Little more than one year after Lina Pohl brainstormed ways to get landscape restoration efforts to go to scale (with the help of wine, though she says she would have preferred tequila) she stood at a podium in front of the United Nations General Assembly as they adopted her proposed U.N. Decade on Ecosystem Restoration (2021–2030), dedicating 10 years and a global summoning of financial, scientific, policy and hands-in-the-dirt efforts to bringing degraded ecosystems back to health.

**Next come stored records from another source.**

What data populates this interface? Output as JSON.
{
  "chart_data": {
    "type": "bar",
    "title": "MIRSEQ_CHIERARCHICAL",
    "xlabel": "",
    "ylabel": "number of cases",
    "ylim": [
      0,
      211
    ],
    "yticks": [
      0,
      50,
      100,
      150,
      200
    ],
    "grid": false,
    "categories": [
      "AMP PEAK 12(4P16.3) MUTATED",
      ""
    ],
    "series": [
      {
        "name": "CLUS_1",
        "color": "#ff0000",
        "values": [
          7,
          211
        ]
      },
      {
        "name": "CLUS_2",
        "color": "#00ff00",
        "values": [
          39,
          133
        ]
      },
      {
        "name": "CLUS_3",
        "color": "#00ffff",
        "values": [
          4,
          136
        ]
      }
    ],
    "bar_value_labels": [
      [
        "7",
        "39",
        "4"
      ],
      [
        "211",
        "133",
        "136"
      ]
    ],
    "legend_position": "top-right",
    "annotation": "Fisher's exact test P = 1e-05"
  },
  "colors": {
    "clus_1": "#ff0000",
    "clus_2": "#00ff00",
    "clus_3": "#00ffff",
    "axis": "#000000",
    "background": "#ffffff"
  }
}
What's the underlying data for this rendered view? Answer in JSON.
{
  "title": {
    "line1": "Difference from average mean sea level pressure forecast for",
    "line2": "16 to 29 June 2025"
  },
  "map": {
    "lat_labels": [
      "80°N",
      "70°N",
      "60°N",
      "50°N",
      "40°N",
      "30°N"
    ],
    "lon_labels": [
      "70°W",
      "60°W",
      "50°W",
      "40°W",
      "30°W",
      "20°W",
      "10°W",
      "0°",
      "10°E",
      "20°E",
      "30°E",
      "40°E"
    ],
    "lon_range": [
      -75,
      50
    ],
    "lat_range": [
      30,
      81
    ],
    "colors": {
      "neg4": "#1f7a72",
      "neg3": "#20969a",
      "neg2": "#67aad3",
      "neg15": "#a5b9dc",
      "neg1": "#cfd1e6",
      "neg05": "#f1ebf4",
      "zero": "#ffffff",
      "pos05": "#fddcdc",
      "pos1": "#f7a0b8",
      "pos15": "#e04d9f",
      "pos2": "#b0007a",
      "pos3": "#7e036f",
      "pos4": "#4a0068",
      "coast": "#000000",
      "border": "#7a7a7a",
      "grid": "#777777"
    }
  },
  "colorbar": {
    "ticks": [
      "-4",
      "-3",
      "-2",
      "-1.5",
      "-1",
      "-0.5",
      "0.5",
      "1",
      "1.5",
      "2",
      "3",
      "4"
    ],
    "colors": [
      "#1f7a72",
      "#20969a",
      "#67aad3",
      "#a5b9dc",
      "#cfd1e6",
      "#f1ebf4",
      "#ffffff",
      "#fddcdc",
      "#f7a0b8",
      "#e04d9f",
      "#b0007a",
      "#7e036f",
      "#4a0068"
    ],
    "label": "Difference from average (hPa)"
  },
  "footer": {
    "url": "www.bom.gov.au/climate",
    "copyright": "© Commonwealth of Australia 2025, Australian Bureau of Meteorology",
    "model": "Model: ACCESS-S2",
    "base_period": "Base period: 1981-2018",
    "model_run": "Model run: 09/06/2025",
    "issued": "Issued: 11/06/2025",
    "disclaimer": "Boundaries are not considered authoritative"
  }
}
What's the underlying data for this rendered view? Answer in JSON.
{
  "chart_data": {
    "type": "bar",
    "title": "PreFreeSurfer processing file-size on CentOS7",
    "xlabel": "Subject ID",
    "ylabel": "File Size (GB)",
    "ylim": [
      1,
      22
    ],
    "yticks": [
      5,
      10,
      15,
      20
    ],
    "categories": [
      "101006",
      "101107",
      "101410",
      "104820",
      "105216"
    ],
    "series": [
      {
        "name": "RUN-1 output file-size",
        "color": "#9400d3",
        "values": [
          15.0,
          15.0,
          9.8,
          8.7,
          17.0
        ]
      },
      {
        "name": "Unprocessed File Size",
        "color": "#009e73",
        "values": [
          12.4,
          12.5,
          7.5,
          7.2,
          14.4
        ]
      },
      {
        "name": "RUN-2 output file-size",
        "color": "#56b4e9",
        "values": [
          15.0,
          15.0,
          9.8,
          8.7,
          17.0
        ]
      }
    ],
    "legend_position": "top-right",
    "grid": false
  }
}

“Ecosystem degradation leads to a loss of critical ecosystem services, adversely impacting the well-being of at least 3.2 billion people around the world and increasing, moreover, their vulnerability to the effects of climate change,” she said in her address to the Assembly from behind her thick-rimmed glasses. “Reversing this reality is possible, through actions in tune with nature.”
Having held numerous positions at environmental and social organizations in Mexico and El Salvador prior to serving as the latter’s Minister of the Environment and Natural Resources from 2014 to 2019, Pohl’s knowledge of the Latin American landscapes is now channeling into her latest role as a representative of the Food and Agriculture Organization of the United Nations in Mexico.
Moving ever forward, a half-year after the Decade’s adoption, she was back at the U.N. for Climate Week NYC, already urging the audience to hurry up and put the idea of the Decade into action. This effort should be led by women, “because we are more intelligent, obviously,” she said, to a round of applause.